The context: Rep. Steny Hoyer asked the Congressional Budget Office to “score” the proposal to create an independent body modeled on the existing Medicare Payment Advisory Commission. Since this new commission – IMAC – would be staffed with providers and experts, not politicians, they’d be empowered to make policy decisions to reduce Medicare spending unencumbered by political calculation. The President would decide whether to implement their proposals each year as a package deal (no amendment or picking and choosing), and they would become law unless Congress passed a law to put them on ice within 30 days. White House Office of Management and Budget Director Peter Orszag has championed this idea as a way to overcome political inertia and generate long-term savings.

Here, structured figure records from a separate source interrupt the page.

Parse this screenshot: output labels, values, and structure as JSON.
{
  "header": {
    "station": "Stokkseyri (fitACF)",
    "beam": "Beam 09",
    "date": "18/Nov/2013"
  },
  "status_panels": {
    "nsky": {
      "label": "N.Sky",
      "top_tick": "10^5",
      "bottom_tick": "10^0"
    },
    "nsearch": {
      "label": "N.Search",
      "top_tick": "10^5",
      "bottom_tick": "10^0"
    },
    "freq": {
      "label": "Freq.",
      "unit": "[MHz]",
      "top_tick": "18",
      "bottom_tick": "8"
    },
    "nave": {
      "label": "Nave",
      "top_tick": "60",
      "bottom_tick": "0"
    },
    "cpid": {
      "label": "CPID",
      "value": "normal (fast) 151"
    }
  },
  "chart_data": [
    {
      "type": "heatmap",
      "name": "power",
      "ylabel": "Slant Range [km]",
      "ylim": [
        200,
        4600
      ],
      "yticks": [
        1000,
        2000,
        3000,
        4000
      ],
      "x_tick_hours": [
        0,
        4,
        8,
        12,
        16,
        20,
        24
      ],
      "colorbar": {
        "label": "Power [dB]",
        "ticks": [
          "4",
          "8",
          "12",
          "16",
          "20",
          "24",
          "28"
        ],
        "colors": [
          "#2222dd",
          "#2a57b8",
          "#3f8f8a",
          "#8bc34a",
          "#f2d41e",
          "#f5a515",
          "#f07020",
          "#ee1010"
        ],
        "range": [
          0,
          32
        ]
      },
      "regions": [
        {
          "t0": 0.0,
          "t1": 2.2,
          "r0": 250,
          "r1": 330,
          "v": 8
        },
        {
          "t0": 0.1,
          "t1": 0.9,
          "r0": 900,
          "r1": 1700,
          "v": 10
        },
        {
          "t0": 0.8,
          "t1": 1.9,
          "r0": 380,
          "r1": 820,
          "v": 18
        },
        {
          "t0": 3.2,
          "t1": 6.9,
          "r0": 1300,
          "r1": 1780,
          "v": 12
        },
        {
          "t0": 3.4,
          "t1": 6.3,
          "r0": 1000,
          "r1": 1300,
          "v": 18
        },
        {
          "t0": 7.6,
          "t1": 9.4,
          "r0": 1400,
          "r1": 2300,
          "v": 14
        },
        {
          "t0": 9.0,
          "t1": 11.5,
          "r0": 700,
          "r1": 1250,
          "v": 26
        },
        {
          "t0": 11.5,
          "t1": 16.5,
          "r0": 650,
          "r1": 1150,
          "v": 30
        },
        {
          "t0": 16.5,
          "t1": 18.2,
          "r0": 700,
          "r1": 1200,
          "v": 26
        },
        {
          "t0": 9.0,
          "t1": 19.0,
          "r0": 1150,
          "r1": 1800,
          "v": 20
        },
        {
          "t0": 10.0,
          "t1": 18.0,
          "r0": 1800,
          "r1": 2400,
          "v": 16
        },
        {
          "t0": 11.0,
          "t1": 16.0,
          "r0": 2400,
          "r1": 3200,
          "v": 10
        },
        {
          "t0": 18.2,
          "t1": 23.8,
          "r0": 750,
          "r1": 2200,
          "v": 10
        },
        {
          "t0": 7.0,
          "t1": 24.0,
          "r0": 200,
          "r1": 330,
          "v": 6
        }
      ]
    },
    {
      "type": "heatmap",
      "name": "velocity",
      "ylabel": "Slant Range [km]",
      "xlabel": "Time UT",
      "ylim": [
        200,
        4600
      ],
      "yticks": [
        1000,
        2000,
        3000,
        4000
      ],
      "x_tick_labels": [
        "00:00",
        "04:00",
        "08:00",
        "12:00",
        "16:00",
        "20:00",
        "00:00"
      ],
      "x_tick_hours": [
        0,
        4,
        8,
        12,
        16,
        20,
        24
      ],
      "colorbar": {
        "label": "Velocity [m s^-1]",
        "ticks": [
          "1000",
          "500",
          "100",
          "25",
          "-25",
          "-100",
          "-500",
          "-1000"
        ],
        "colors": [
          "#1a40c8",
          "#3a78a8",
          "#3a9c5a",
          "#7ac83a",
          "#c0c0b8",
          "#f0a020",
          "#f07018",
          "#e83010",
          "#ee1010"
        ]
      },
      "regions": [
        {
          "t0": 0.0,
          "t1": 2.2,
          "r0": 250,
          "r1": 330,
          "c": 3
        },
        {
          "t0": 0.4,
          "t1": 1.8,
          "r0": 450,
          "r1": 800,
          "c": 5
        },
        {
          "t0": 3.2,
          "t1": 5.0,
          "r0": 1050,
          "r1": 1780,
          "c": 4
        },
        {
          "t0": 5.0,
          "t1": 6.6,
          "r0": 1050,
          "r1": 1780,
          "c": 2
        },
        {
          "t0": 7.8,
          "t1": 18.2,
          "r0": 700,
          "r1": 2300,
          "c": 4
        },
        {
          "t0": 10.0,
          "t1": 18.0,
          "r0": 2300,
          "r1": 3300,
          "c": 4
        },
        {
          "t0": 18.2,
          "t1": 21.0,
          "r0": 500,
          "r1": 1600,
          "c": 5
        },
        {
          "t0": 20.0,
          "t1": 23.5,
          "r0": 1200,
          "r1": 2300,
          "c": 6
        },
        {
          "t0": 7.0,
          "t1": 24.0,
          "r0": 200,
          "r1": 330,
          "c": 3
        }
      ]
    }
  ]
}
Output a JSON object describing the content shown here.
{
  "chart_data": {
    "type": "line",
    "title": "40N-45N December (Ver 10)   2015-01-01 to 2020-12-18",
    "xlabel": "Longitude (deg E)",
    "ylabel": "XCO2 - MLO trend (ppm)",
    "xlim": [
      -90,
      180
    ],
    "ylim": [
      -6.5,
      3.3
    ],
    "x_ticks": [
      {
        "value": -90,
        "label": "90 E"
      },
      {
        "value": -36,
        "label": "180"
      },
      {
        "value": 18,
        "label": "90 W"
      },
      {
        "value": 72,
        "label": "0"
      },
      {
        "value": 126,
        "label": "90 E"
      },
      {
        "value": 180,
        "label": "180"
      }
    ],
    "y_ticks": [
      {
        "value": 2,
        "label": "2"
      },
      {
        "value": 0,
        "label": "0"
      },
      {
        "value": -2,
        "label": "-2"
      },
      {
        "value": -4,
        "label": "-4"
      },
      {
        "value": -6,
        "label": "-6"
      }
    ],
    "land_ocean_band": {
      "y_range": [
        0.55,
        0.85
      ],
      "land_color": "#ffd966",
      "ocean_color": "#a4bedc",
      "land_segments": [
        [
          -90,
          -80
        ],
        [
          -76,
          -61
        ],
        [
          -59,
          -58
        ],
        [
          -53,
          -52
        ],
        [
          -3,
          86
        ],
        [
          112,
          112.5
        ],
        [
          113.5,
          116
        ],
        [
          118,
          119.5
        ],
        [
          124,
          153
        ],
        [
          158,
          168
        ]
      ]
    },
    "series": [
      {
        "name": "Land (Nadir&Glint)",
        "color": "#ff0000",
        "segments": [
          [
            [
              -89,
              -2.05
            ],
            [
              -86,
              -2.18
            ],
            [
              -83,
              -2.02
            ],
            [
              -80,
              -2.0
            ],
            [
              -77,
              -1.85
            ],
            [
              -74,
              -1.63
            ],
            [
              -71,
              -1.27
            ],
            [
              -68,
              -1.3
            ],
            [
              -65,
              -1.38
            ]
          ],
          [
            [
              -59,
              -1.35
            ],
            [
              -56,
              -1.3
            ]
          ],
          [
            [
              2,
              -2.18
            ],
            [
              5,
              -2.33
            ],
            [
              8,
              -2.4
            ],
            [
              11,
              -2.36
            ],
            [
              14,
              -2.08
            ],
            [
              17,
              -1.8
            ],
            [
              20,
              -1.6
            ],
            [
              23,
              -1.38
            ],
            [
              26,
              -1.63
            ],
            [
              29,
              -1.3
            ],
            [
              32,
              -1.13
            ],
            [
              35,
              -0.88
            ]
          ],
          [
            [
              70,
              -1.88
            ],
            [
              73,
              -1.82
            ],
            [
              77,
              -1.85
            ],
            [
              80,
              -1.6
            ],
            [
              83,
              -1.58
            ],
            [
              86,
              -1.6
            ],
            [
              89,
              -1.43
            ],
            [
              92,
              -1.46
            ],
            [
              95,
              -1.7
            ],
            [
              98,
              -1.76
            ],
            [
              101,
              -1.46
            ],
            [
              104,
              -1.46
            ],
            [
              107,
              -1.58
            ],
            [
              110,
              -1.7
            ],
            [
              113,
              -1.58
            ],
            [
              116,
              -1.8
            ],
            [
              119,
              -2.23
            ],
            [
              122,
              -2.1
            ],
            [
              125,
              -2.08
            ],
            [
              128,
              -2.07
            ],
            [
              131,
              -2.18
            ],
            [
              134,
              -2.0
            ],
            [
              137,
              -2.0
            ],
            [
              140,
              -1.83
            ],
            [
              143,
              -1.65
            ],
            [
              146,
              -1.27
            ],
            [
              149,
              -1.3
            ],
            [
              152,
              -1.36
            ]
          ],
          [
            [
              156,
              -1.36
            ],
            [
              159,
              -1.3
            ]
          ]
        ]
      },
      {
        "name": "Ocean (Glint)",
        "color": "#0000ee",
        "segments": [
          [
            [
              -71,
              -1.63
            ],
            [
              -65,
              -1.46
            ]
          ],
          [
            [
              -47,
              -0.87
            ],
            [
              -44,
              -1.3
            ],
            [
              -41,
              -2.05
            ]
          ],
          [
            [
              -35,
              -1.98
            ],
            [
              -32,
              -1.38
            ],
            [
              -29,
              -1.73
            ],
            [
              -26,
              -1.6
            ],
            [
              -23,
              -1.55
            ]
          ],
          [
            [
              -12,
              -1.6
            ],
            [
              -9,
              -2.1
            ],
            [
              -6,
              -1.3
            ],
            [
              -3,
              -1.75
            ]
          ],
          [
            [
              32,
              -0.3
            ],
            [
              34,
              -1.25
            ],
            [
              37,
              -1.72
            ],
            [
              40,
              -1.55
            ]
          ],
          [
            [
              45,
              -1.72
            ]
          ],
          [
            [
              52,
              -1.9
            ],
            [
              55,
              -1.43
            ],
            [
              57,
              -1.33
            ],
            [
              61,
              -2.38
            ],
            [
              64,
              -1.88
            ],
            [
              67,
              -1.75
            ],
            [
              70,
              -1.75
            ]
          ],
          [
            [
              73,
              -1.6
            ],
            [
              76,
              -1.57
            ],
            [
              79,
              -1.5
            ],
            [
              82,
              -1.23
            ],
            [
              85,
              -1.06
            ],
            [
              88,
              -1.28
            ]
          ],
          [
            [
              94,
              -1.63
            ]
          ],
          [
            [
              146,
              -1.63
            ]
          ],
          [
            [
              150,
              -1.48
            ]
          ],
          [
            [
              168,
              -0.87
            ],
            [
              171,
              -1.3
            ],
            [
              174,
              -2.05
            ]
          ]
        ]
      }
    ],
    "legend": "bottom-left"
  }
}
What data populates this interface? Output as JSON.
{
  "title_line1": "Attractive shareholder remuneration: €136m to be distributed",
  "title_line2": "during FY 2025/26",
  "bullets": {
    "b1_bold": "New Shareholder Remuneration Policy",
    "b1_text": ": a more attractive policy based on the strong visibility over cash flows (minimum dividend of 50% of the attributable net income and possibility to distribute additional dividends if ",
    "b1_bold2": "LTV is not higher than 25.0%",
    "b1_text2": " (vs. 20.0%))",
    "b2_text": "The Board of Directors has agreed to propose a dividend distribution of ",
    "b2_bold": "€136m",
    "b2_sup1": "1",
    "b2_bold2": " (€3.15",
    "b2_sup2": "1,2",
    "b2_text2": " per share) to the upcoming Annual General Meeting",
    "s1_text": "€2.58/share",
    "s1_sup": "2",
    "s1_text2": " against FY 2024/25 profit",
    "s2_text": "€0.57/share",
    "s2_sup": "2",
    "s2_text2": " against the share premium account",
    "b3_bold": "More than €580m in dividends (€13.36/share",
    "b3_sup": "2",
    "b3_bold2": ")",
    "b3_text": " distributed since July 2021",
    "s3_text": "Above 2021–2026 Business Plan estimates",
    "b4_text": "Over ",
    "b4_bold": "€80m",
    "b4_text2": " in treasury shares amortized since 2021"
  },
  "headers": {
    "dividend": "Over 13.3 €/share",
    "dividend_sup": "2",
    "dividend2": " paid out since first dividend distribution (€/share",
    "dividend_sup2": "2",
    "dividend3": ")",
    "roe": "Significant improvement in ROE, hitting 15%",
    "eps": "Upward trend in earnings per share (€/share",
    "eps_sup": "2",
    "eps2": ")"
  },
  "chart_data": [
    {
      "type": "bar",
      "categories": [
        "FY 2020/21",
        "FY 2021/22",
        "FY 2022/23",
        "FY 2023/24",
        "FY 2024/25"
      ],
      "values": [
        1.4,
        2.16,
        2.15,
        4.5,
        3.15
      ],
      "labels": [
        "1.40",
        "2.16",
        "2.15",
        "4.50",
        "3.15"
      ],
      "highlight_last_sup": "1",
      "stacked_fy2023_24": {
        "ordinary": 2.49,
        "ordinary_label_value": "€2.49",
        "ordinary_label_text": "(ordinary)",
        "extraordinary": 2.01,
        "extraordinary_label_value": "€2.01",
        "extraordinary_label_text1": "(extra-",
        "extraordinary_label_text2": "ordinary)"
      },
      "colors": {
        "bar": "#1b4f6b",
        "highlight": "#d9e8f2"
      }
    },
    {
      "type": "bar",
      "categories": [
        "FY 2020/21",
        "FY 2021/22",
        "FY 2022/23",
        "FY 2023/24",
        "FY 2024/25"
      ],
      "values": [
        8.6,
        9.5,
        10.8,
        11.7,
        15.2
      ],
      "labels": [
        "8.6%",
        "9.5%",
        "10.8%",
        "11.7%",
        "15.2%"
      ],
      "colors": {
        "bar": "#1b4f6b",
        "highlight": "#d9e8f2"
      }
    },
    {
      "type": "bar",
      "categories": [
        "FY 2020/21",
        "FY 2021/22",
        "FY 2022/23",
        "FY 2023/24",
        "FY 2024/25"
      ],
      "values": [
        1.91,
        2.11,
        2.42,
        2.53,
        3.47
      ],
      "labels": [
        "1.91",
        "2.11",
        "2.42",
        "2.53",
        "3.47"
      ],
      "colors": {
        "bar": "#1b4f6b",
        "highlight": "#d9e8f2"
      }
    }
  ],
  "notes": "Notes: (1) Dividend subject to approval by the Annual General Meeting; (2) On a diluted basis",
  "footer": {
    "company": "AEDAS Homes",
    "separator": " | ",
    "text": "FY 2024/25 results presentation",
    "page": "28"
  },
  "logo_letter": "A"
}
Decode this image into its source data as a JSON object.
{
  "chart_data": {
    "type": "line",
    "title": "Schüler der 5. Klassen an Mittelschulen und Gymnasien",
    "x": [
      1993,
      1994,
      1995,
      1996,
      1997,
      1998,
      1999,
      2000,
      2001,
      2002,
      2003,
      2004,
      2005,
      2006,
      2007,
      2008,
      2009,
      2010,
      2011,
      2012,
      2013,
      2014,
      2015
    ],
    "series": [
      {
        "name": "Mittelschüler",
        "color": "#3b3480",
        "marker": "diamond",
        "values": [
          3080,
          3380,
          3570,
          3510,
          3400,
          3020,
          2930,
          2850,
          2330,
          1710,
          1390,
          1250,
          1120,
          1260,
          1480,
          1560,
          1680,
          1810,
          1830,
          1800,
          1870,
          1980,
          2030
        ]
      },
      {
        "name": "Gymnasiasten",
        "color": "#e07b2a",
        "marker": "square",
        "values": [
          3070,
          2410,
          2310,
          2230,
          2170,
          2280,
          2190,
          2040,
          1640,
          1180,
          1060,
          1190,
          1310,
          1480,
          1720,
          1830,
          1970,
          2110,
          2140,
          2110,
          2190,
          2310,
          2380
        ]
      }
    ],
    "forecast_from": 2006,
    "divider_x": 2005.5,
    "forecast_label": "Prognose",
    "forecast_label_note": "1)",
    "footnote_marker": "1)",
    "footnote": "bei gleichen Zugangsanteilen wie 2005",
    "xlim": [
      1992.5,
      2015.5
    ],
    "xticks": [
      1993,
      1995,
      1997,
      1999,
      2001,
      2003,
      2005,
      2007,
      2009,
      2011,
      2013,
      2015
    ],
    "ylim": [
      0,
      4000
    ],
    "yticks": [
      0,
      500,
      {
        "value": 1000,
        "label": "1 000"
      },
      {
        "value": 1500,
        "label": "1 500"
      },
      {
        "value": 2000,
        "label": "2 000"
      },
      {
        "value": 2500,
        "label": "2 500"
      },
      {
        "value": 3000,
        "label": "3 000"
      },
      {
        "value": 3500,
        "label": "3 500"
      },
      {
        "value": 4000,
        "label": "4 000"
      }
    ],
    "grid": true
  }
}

CBO determined there may well be substantial long-term savings, but marginal short-term savings. However, given the furor of last week, it’s striking that part of the reason why Elmendorf and his staff don’t believe IMAC will yield much short-term savings is because their recommendations will likely overlap with provisions in HR3200 that will already be reducing costs. Full quote, with no elisions:
Several percent of annual Medicare spending would amount to tens of billions of dollars per year after 2019. By that point, H.R. 3200, as introduced, would already be on track to achieve tens of billions of dollars in Medicare savings each year, primarily as a result of provisions that would reduce payments to Medicare providers relative to those projected in the current-law baseline. (Total federal resources devoted to health care programs would increase under the introduced version of that bill, however, because of the provisions aimed at making health insurance available to more people.) Substantial additional savings from an IMAC-type proposal would probably require significant changes in coverage, benefit design, and payment and delivery systems aimed at reducing the quantity and intensity of services provided. Some of the savings that could be expected from such changes are probably already captured in CBO’s assessment of the long-term savings that would result from provisions of H.R. 3200, but it is difficult to assess the extent of that overlap.
Something to keep in mind as you hear pundits thundering that the CBO says health care reform won’t reduce costs.